Gouvy

 MATEO FALCONE  (FORTUNATO) de Théodore GOUVY (27, 29 et 31 mai)

 

Opéra en un acte sur un livret du compositeur traduit en français par René et Jonathan Auclair d’après la nouvelle de Prosper Mérimée Mateo Falcone (titre réel Fortunato ), cet ouvrage n’a jamais été représenté et le sera donc en création mondiale. A partir d’un fait divers dont la Corse fut le théâtre, l’histoire de Prosper Mérimée est des plus poignantes et des plus brutales : Fortunato, fils de Matéo Falcone, transgresse la loi de l’hospitalité et livre un fugitif à la police. Falcone tuera son fils sans autre forme de procès.

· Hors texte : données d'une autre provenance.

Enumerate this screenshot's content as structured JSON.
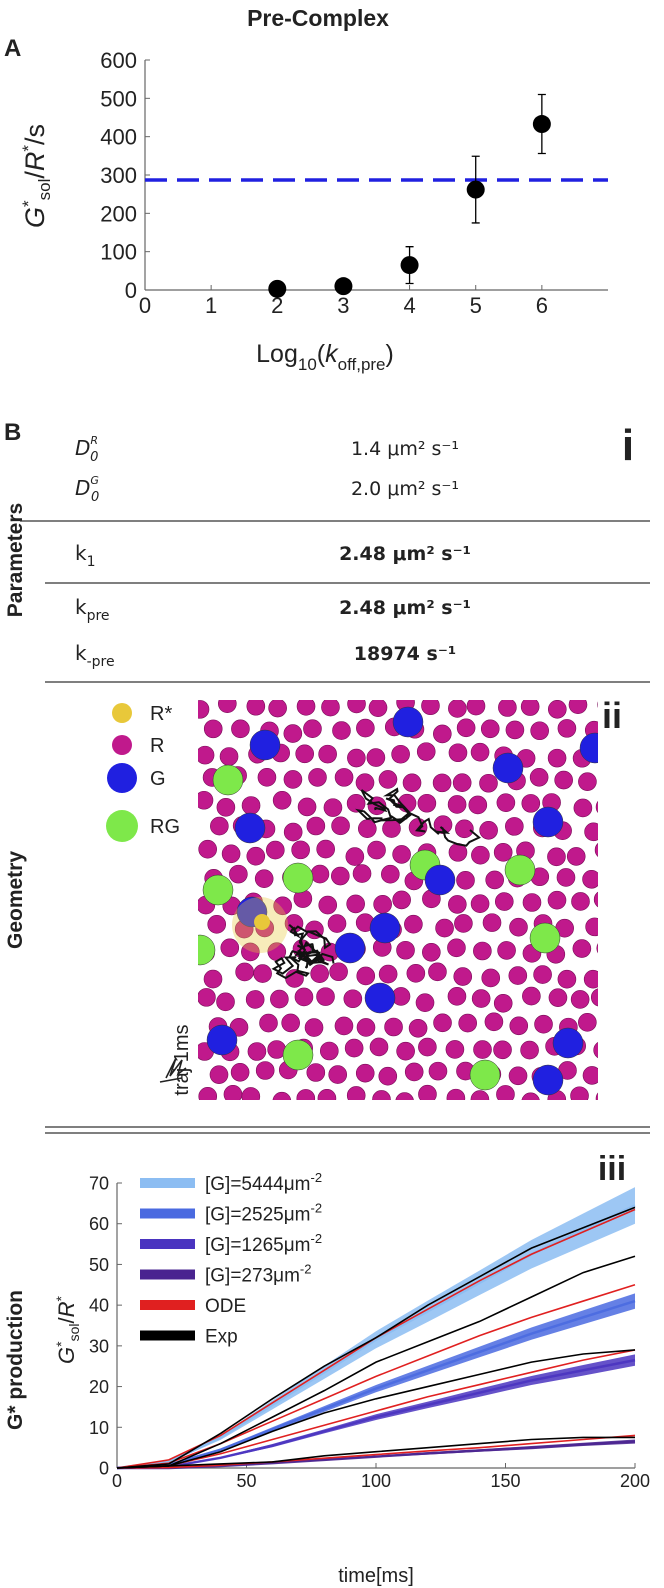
{
  "chart_data": [
    {
      "type": "scatter",
      "title": "Pre-Complex",
      "panel": "A",
      "y_label": [
        "G",
        "*",
        "sol",
        "/",
        "R",
        "*",
        "/s"
      ],
      "x_label": [
        "Log",
        "10",
        "(",
        "k",
        "off,pre",
        ")"
      ],
      "x": [
        2,
        3,
        4,
        5,
        6
      ],
      "values": [
        3,
        10,
        65,
        262,
        433
      ],
      "errors": [
        0,
        3,
        48,
        87,
        77
      ],
      "color": "#000000",
      "reference_line": {
        "value": 287,
        "color": "#2020e0"
      },
      "xlim": [
        0,
        7
      ],
      "xticks": [
        0,
        1,
        2,
        3,
        4,
        5,
        6
      ],
      "ylim": [
        0,
        600
      ],
      "yticks": [
        0,
        100,
        200,
        300,
        400,
        500,
        600
      ]
    },
    {
      "type": "band-line",
      "panel": "iii",
      "side_label": "G* production",
      "y_label": [
        "G",
        "*",
        "sol",
        "/",
        "R",
        "*"
      ],
      "x_label": "time[ms]",
      "x": [
        0,
        20,
        40,
        60,
        80,
        100,
        120,
        140,
        160,
        180,
        200
      ],
      "series": [
        {
          "name": [
            "[G]=5444μm",
            "-2"
          ],
          "color": "#8cbdf2",
          "values": [
            0,
            1.5,
            7.5,
            15.5,
            23.5,
            31.5,
            38.5,
            45.5,
            52.5,
            58.5,
            64.5
          ],
          "band": [
            0,
            0.2,
            0.6,
            1.1,
            1.6,
            2.1,
            2.6,
            3,
            3.5,
            4,
            4.5
          ]
        },
        {
          "name": [
            "[G]=2525μm",
            "-2"
          ],
          "color": "#4a6ae0",
          "values": [
            0,
            0.8,
            4.5,
            9.5,
            14.5,
            19.5,
            24,
            28.5,
            33,
            37,
            41
          ],
          "band": [
            0,
            0.1,
            0.3,
            0.5,
            0.7,
            0.9,
            1.1,
            1.3,
            1.5,
            1.7,
            1.9
          ]
        },
        {
          "name": [
            "[G]=1265μm",
            "-2"
          ],
          "color": "#4a34c0",
          "values": [
            0,
            0.3,
            2.5,
            5.5,
            9,
            12.5,
            15.5,
            18.5,
            21.5,
            24,
            26.5
          ],
          "band": [
            0,
            0.1,
            0.2,
            0.4,
            0.5,
            0.7,
            0.8,
            1,
            1.1,
            1.3,
            1.4
          ]
        },
        {
          "name": [
            "[G]=273μm",
            "-2"
          ],
          "color": "#4a2490",
          "values": [
            0,
            0,
            0.5,
            1.2,
            2,
            2.8,
            3.6,
            4.3,
            5,
            5.8,
            6.5
          ],
          "band": [
            0,
            0,
            0.1,
            0.1,
            0.2,
            0.2,
            0.3,
            0.3,
            0.4,
            0.4,
            0.5
          ]
        },
        {
          "name": [
            "ODE"
          ],
          "color": "#e02020",
          "lines": [
            [
              0,
              2,
              8,
              16,
              24,
              32,
              39,
              46,
              52.5,
              58,
              63.5
            ],
            [
              0,
              1.2,
              6,
              11.5,
              17,
              22.5,
              27.5,
              32.5,
              37,
              41,
              45
            ],
            [
              0,
              0.6,
              3.5,
              7,
              10.5,
              14,
              17.5,
              20.5,
              23.5,
              26.5,
              29
            ],
            [
              0,
              0.1,
              0.7,
              1.5,
              2.4,
              3.3,
              4.2,
              5,
              6,
              7,
              8
            ]
          ]
        },
        {
          "name": [
            "Exp"
          ],
          "color": "#000000",
          "lines": [
            [
              0,
              1,
              8.5,
              17,
              25,
              32,
              40,
              47,
              54,
              59,
              64
            ],
            [
              0,
              0.5,
              6,
              12.5,
              19,
              26,
              31,
              36,
              42,
              48,
              52
            ],
            [
              0,
              0.5,
              4,
              9,
              13.5,
              17,
              20,
              23,
              26,
              28,
              29
            ],
            [
              0,
              0.5,
              1,
              1.5,
              3,
              4,
              5,
              6,
              7,
              7.5,
              7.5
            ]
          ]
        }
      ],
      "xlim": [
        0,
        200
      ],
      "xticks": [
        0,
        50,
        100,
        150,
        200
      ],
      "ylim": [
        0,
        70
      ],
      "yticks": [
        0,
        10,
        20,
        30,
        40,
        50,
        60,
        70
      ]
    }
  ],
  "panel_b": {
    "label": "B",
    "parameters": {
      "panel": "i",
      "side_label": "Parameters",
      "rows": [
        {
          "symbol": [
            "D",
            "R",
            "0"
          ],
          "value": "1.4 μm² s⁻¹"
        },
        {
          "symbol": [
            "D",
            "G",
            "0"
          ],
          "value": "2.0 μm² s⁻¹"
        },
        {
          "symbol": [
            "k",
            "1"
          ],
          "value": "2.48 μm² s⁻¹"
        },
        {
          "symbol": [
            "k",
            "pre"
          ],
          "value": "2.48 μm² s⁻¹"
        },
        {
          "symbol": [
            "k",
            "-pre"
          ],
          "value": "18974 s⁻¹"
        }
      ]
    },
    "geometry": {
      "panel": "ii",
      "side_label": "Geometry",
      "scale_label": "traj 1ms",
      "legend": [
        {
          "name": "R*",
          "color": "#e8c83a"
        },
        {
          "name": "R",
          "color": "#c0198c"
        },
        {
          "name": "G",
          "color": "#2020e0"
        },
        {
          "name": "RG",
          "color": "#7ee84a"
        }
      ]
    }
  }
}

Depuis une quinzaine d’années, Théodore Gouvy est progressivement, tiré de l’ombre. Né à Goffontaine (près de Sarrebruck) en 1819, mort à Leipzig en 1898, inhumé à Hombourg-Haut, il a voyagé toute sa vie entre Paris, la Lorraine et l’Allemagne, où il a composé symphonies, musique de chambre, Lieder, musique pour piano et ouvrages lyriques et religieux. Compositeur à la double culture, allemande et française, le corpus de ses œuvres renaît peu à peu grâce à l’Institut Théodore Gouvy de Hombourg-Haut. Un certain nombre d’opus de Théodore Gouvy a été enregistré ou est en voie de l’être. Outre ses neuf symphonies qui sont progressivement gravées sous la direction de Jacques Mercier à la tête de l’Orchestre de la radio sarroise, son Requiem, son Stabat Mater, l’ont été il y a une dizaine d’années, ainsi que certaines pièces de musique de chambre, ses Lieder, sa Cantate de printemps. Ses scènes dramatiques dont Electre et tout récemment Iphigénie en Tauride, pour solistes vocaux, chœurs et orchestre, ont vu le jour. Son opéra « Fortunato » sera donc créé l’an prochain en mars à Metz, tandis que son autre opéra, « Le Cid », le sera trois mois plus tard, en juin, à Sarrebrück, dans sa version allemande.

L’opéra sera précédé d’une œuvre pour chœur, « Douze chants de l’Ile de Corse » de Henri Tomasi et chanté par les Chœurs de l’Opéra-Théâtre de Metz.

PRODUCTION DE L’OPERA-THEATRE DE METZ : direction musicale, Jacques Mercier (avec l’Orchestre National de Lorraine) ; mise en scène Eric Chevalier ; scénographie, Ange Leccia ; costumes, Danièle Barraud ; lumières, Patrice Willaume.

La distribution : Fortunato, fils de Mateo, Valérie Condolucci ; Giuseppa, femme de Mateo, Catherine Hunold ; Mateo Falcone, Jean-Philippe Lafont ; Tiodoro Gamba, adjudant, Florian Laconi ; Gianetto Sanpiero, bandit, Eric Martin-Bonnet. O.N.L. et Chœurs de l’Opéra-Théâtre de Metz, en partenariat avec le Centre Pompidou-Metz et l’Institut Théodore Gouvy.